Flea Allergy Dermatitis
Flea allergy dermatitis (FAD) is the most common allergy that affects cats. It occurs when a cat develops hypersensitivity to proteins (allergens) in flea saliva, which is injected into the cat’s skin during a flea bite. It only takes one flea bite to trigger an allergic reaction!
- Itchiness, or pruritus, especially around the head/neck and tail region
- Hair loss, especially around the tail or flank region
- Numerous small scabs all over the body (miliary dermatitis) or larger areas of skin irritation (eosinophilic granulomas)
- Clinical signs will vary depending on the severity of the allergy
- Often the diagnosis is made upon visualization of fleas and/or flea dirt in combination with the clinical signs above.
- Presumptive diagnosis is sometimes made if there is a history of flea exposure.
- If few fleas are present or a visual diagnosis cannot be made, a blood allergy test or intradermal skin test may be required.
- Preventing flea bites THROUGH STRICT FLEA CONTROL is the most essential aspect of therapy!
- Flea treatments that contain medications that kill both the adult and the immature stages of the flea are recommended.
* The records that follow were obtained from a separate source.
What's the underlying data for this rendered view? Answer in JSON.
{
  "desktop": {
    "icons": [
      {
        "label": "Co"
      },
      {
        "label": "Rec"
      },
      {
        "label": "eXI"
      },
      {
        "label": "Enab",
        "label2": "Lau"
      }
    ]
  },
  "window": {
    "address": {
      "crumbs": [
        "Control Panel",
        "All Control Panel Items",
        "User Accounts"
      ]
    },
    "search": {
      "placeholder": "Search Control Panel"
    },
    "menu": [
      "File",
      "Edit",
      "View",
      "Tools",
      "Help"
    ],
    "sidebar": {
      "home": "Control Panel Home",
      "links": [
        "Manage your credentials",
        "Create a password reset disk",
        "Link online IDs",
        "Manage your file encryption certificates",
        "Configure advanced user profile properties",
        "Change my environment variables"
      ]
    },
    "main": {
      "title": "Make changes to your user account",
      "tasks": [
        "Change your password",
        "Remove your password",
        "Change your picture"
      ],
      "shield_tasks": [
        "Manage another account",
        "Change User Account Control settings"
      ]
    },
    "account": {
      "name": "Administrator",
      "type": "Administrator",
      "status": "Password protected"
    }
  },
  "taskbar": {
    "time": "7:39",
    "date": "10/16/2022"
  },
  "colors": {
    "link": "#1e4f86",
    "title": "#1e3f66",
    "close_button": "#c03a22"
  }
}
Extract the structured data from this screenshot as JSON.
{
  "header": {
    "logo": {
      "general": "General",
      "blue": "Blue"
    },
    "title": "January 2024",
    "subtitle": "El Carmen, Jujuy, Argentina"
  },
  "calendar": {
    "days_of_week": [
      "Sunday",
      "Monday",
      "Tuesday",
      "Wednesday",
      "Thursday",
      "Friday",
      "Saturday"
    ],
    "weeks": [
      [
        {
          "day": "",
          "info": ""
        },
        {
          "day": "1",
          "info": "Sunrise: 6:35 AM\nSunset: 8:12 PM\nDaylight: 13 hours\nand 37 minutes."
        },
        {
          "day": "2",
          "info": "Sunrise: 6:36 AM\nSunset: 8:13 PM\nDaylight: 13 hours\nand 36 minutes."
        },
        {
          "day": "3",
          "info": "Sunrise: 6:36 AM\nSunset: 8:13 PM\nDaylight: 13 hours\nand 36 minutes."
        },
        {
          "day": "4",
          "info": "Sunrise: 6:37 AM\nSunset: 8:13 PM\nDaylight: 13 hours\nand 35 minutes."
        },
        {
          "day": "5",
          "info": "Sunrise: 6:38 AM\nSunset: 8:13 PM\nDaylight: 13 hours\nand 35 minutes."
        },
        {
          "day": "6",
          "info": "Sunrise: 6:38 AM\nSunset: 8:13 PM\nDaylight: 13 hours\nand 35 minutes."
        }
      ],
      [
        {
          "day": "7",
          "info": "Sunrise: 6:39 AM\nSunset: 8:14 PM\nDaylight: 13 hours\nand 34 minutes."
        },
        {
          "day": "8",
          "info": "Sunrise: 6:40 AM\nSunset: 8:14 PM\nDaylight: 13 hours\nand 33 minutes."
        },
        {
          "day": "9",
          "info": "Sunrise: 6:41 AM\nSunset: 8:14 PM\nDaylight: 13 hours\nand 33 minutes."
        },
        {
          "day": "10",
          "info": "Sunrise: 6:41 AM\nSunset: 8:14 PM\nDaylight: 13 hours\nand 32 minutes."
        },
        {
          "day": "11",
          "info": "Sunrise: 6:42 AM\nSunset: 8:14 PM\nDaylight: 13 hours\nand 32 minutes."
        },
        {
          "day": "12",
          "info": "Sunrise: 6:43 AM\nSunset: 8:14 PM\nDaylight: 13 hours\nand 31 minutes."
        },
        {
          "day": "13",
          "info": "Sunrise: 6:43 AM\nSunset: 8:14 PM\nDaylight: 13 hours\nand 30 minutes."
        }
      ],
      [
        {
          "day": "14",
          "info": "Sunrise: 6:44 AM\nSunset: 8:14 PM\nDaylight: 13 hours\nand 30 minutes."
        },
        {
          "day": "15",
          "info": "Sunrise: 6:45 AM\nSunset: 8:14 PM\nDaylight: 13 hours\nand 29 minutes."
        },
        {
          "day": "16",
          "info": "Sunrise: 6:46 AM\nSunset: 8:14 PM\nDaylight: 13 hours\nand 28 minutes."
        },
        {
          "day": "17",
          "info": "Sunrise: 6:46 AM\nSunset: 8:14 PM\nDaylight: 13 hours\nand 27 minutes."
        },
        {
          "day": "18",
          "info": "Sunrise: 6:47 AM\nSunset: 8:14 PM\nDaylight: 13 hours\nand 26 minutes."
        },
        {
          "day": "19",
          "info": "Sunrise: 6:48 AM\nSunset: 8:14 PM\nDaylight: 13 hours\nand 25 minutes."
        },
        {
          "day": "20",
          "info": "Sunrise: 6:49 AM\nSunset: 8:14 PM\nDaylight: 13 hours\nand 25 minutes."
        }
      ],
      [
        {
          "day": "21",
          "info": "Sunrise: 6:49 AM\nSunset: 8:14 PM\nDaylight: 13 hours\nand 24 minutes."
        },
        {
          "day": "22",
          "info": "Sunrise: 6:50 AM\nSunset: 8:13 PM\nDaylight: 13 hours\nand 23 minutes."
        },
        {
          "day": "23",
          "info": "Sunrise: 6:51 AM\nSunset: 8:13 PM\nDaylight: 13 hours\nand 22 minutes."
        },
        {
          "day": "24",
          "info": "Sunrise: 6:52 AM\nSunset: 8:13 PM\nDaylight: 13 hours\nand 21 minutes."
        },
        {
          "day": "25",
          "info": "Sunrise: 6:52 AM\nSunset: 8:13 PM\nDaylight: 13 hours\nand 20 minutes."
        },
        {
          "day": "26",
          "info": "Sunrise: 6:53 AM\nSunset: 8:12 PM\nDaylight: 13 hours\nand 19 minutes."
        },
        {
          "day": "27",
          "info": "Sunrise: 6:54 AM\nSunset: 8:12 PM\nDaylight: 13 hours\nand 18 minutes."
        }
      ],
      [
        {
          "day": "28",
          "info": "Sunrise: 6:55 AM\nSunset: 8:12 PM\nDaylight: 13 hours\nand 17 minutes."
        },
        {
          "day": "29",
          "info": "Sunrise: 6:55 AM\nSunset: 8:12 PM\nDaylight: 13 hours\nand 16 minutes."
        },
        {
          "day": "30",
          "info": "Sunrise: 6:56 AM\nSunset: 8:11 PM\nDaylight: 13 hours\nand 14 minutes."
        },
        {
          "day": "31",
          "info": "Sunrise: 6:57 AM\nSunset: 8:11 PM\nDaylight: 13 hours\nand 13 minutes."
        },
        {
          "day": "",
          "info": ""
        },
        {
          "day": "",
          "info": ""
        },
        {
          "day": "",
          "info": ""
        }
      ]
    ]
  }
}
Applications may need to be more frequent than with non-allergic cats; your veterinarian can determine this.
- Environmental treatment for fleas is recommended—see Flea Control for Cats
- Depending on the severity of the allergy, your veterinarian may make several therapeutic recommendations.
- Antihistamines or Prednisolone (or other steroids)—These medications reduce inflammation of the skin by blocking the production of inflammatory substances within the body.
- Allergy shots—Small amounts of proteins from flea saliva (antigens) that stimulate the allergic response are injected into the body so that the immune system will develop tolerance to the allergens. This requires either blood or skin allergy testing.